The BCM6755 is an integrated repeater, with a multi-core CPU, a single Gigabit Ethernet port, and 2x2 Wi-Fi 6 radios. BMC43684 connection support lets OEMs design high-performance tri-band repeaters.
The company also announced that its Tomahawk 3 chips are the basis for Arista's latest launch – 400Gbps switching systems.
Arista swinging the Tomahawk
So we might as well move directly along to the Arista announcement.
The 400Gbps Ethernet products are under the Arista 7060X4 Series banner, with a choice of two optical module form factors, OSFP and OSFP-DD.
Arista nominated the 12.8Tbps Tomahawk 3 silicon as the switching platform, supporting 32x400G ports in a single rack unit chassis.
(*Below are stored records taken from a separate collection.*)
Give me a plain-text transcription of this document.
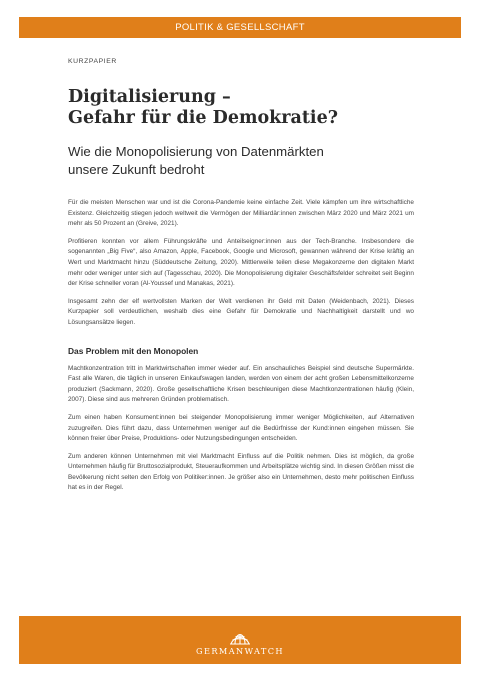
POLITIK & GESELLSCHAFT
KURZPAPIER
Digitalisierung –
Gefahr für die Demokratie?
Wie die Monopolisierung von Datenmärkten
unsere Zukunft bedroht

Für die meisten Menschen war und ist die Corona-Pandemie keine einfache Zeit. Viele kämpfen um ihre wirtschaftliche Existenz. Gleichzeitig stiegen jedoch weltweit die Vermögen der Milliardär:innen zwischen März 2020 und März 2021 um mehr als 50 Prozent an (Greive, 2021).

Profitieren konnten vor allem Führungskräfte und Anteilseigner:innen aus der Tech-Branche. Insbesondere die sogenannten „Big Five“, also Amazon, Apple, Facebook, Google und Microsoft, gewannen während der Krise kräftig an Wert und Marktmacht hinzu (Süddeutsche Zeitung, 2020). Mittlerweile teilen diese Megakonzerne den digitalen Markt mehr oder weniger unter sich auf (Tagesschau, 2020). Die Monopolisierung digitaler Geschäftsfelder schreitet seit Beginn der Krise schneller voran (Al-Youssef und Manakas, 2021).

Insgesamt zehn der elf wertvollsten Marken der Welt verdienen ihr Geld mit Daten (Weidenbach, 2021). Dieses Kurzpapier soll verdeutlichen, weshalb dies eine Gefahr für Demokratie und Nachhaltigkeit darstellt und wo Lösungsansätze liegen.

Das Problem mit den Monopolen

Machtkonzentration tritt in Marktwirtschaften immer wieder auf. Ein anschauliches Beispiel sind deutsche Supermärkte. Fast alle Waren, die täglich in unseren Einkaufswagen landen, werden von einem der acht großen Lebensmittelkonzerne produziert (Sackmann, 2020). Große gesellschaftliche Krisen beschleunigen diese Machtkonzentrationen häufig (Klein, 2007). Diese sind aus mehreren Gründen problematisch.

Zum einen haben Konsument:innen bei steigender Monopolisierung immer weniger Möglichkeiten, auf Alternativen zuzugreifen. Dies führt dazu, dass Unternehmen weniger auf die Bedürfnisse der Kund:innen eingehen müssen. Sie können freier über Preise, Produktions- oder Nutzungsbedingungen entscheiden.

Zum anderen können Unternehmen mit viel Marktmacht Einfluss auf die Politik nehmen. Dies ist möglich, da große Unternehmen häufig für Bruttosozialprodukt, Steueraufkommen und Arbeitsplätze wichtig sind. In diesen Größen misst die Bevölkerung nicht selten den Erfolg von Politiker:innen. Je größer also ein Unternehmen, desto mehr politischen Einfluss hat es in der Regel.

GERMANWATCH
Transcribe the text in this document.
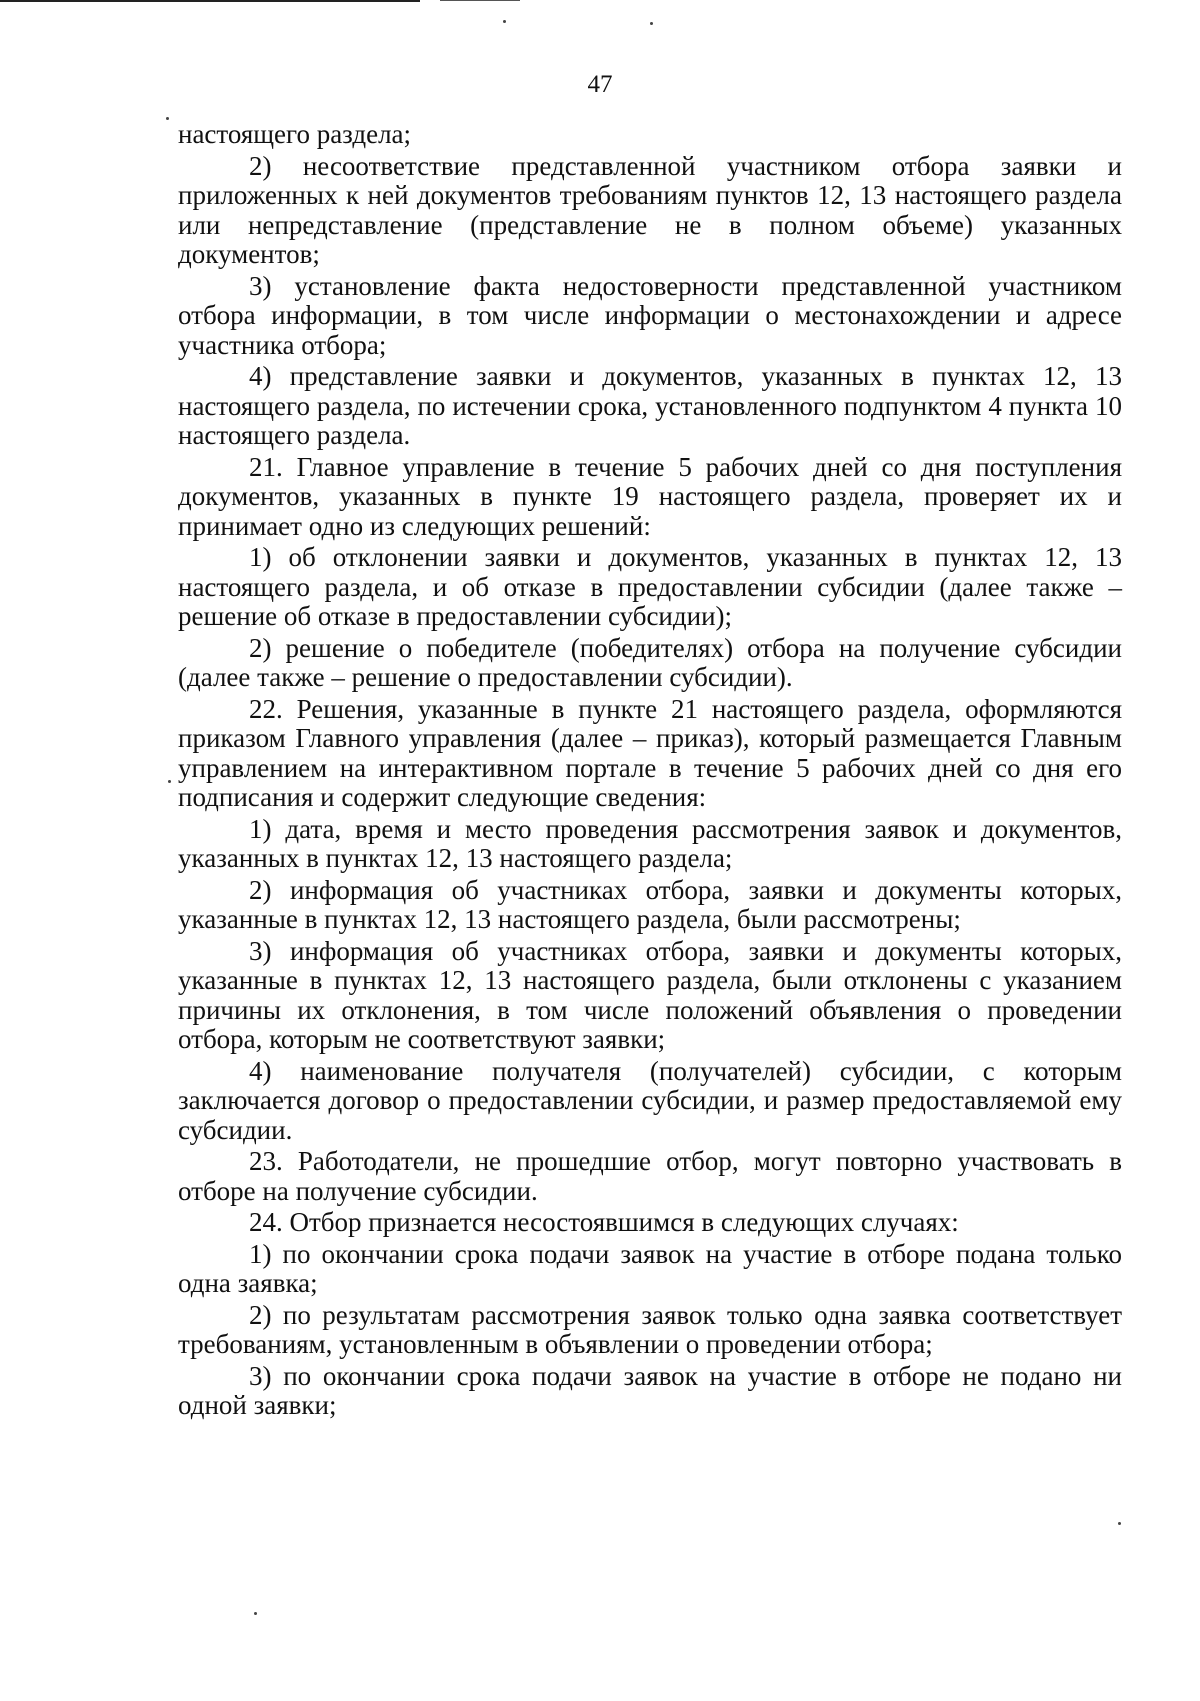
47

настоящего раздела;

2) несоответствие представленной участником отбора заявки и приложенных к ней документов требованиям пунктов 12, 13 настоящего раздела или непредставление (представление не в полном объеме) указанных документов;

3) установление факта недостоверности представленной участником отбора информации, в том числе информации о местонахождении и адресе участника отбора;

4) представление заявки и документов, указанных в пунктах 12, 13 настоящего раздела, по истечении срока, установленного подпунктом 4 пункта 10 настоящего раздела.

21. Главное управление в течение 5 рабочих дней со дня поступления документов, указанных в пункте 19 настоящего раздела, проверяет их и принимает одно из следующих решений:

1) об отклонении заявки и документов, указанных в пунктах 12, 13 настоящего раздела, и об отказе в предоставлении субсидии (далее также – решение об отказе в предоставлении субсидии);

2) решение о победителе (победителях) отбора на получение субсидии (далее также – решение о предоставлении субсидии).

22. Решения, указанные в пункте 21 настоящего раздела, оформляются приказом Главного управления (далее – приказ), который размещается Главным управлением на интерактивном портале в течение 5 рабочих дней со дня его подписания и содержит следующие сведения:

1) дата, время и место проведения рассмотрения заявок и документов, указанных в пунктах 12, 13 настоящего раздела;

2) информация об участниках отбора, заявки и документы которых, указанные в пунктах 12, 13 настоящего раздела, были рассмотрены;

3) информация об участниках отбора, заявки и документы которых, указанные в пунктах 12, 13 настоящего раздела, были отклонены с указанием причины их отклонения, в том числе положений объявления о проведении отбора, которым не соответствуют заявки;

4) наименование получателя (получателей) субсидии, с которым заключается договор о предоставлении субсидии, и размер предоставляемой ему субсидии.

23. Работодатели, не прошедшие отбор, могут повторно участвовать в отборе на получение субсидии.

24. Отбор признается несостоявшимся в следующих случаях:

1) по окончании срока подачи заявок на участие в отборе подана только одна заявка;

2) по результатам рассмотрения заявок только одна заявка соответствует требованиям, установленным в объявлении о проведении отбора;

3) по окончании срока подачи заявок на участие в отборе не подано ни одной заявки;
Each port can alternatively be broken up into 4x100G for a total of 128 ports.
Samsung cosies up to Nokia and NEC
Samsung and Nokia have promised to play nice in the 5G market: the two have extended the patent licensing agreement that was due to expire at the end of 2018.
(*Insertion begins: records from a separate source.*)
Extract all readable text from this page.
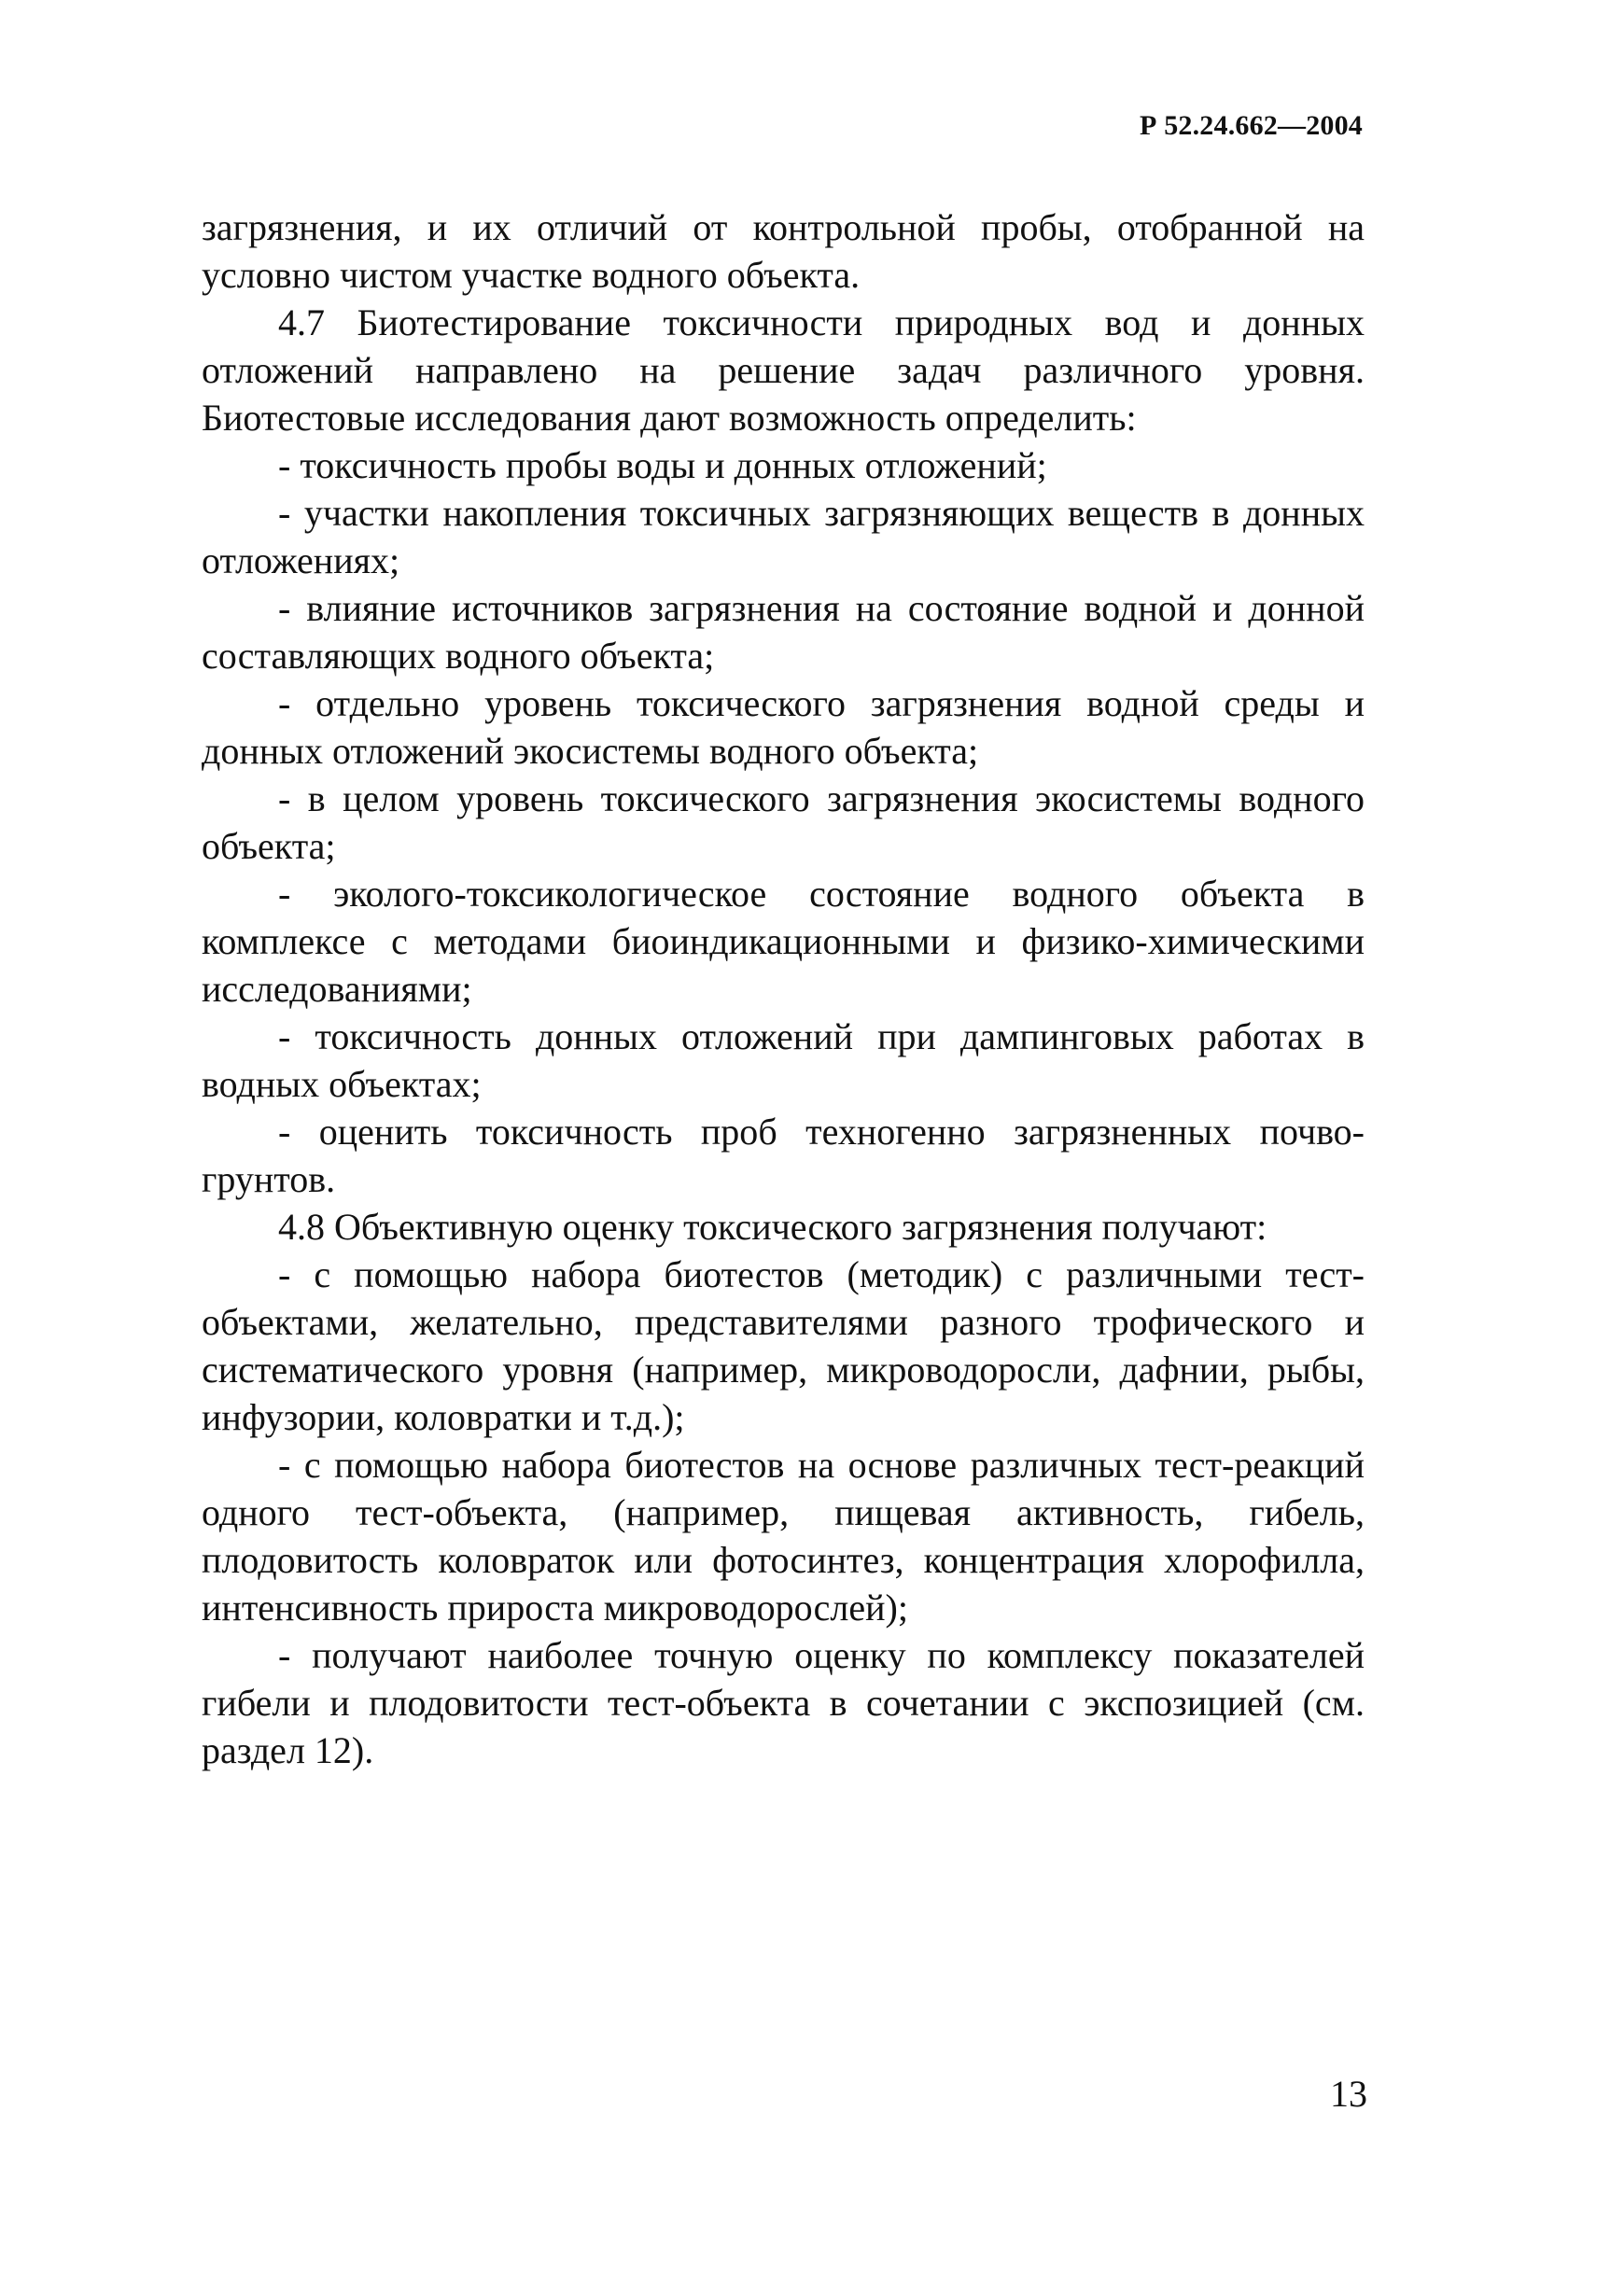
Р 52.24.662—2004

загрязнения, и их отличий от контрольной пробы, отобранной на условно чистом участке водного объекта.

4.7 Биотестирование токсичности природных вод и донных отложений направлено на решение задач различного уровня. Биотестовые исследования дают возможность определить:

- токсичность пробы воды и донных отложений;

- участки накопления токсичных загрязняющих веществ в донных отложениях;

- влияние источников загрязнения на состояние водной и донной составляющих водного объекта;

- отдельно уровень токсического загрязнения водной среды и донных отложений экосистемы водного объекта;

- в целом уровень токсического загрязнения экосистемы водного объекта;

- эколого-токсикологическое состояние водного объекта в комплексе с методами биоиндикационными и физико-химическими исследованиями;

- токсичность донных отложений при дампинговых работах в водных объектах;

- оценить токсичность проб техногенно загрязненных почво-грунтов.

4.8 Объективную оценку токсического загрязнения получают:

- с помощью набора биотестов (методик) с различными тест-объектами, желательно, представителями разного трофического и систематического уровня (например, микроводоросли, дафнии, рыбы, инфузории, коловратки и т.д.);

- с помощью набора биотестов на основе различных тест-реакций одного тест-объекта, (например, пищевая активность, гибель, плодовитость коловраток или фотосинтез, концентрация хлорофилла, интенсивность прироста микроводорослей);

- получают наиболее точную оценку по комплексу показателей гибели и плодовитости тест-объекта в сочетании с экспозицией (см. раздел 12).

13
Terms of the agreement are confidential, but include Samsung slinging simoleons each year in the general direction of Finland, so it can keep designing Nokia's IP into its silicon.
Sammy also announced that it is going to work with NEC on 5G.
The announcement is more than slightly vague about what the pair plan to build together, but when El Reg hears that a vendor with a portfolio of laptops wants "flexible 5G solutions that are localised for each region", there's always that shudder of suspicion that someone's going to embed mobile connectivity into laptops, again.
IoT vendors, secure your sh*t
Enisa and Europol hauled together 400 private and public sector infosec experts, locked them in a room in The Hague for a couple of days, and asked them to come up with baselines for Internet of Things security.
In its media release, the EU security boffins described the problem this way: "What will happen when cheap and unprotected IoT devices allow criminals to watch your every move from your vacuum cleaner's camera, change the settings of your connected medical device or drive your car into a wall?"
The conference added Enisa's voice to those calling for IoT security to be designed into products rather than, as is depressingly common now, vendors grabbing template code from silicon vendors, burning it into silicon with minimum effort, and ignoring security until someone discovers how awful it is.
Law enforcement, Enisa said, needs the ability to investigate abuse of connected devices, and launch prosecutions where appropriate.
ENISA's Head of Core Operations Department, Steve Purser, said: "IoT security is a prerequisite for a secure and safe connected digital society."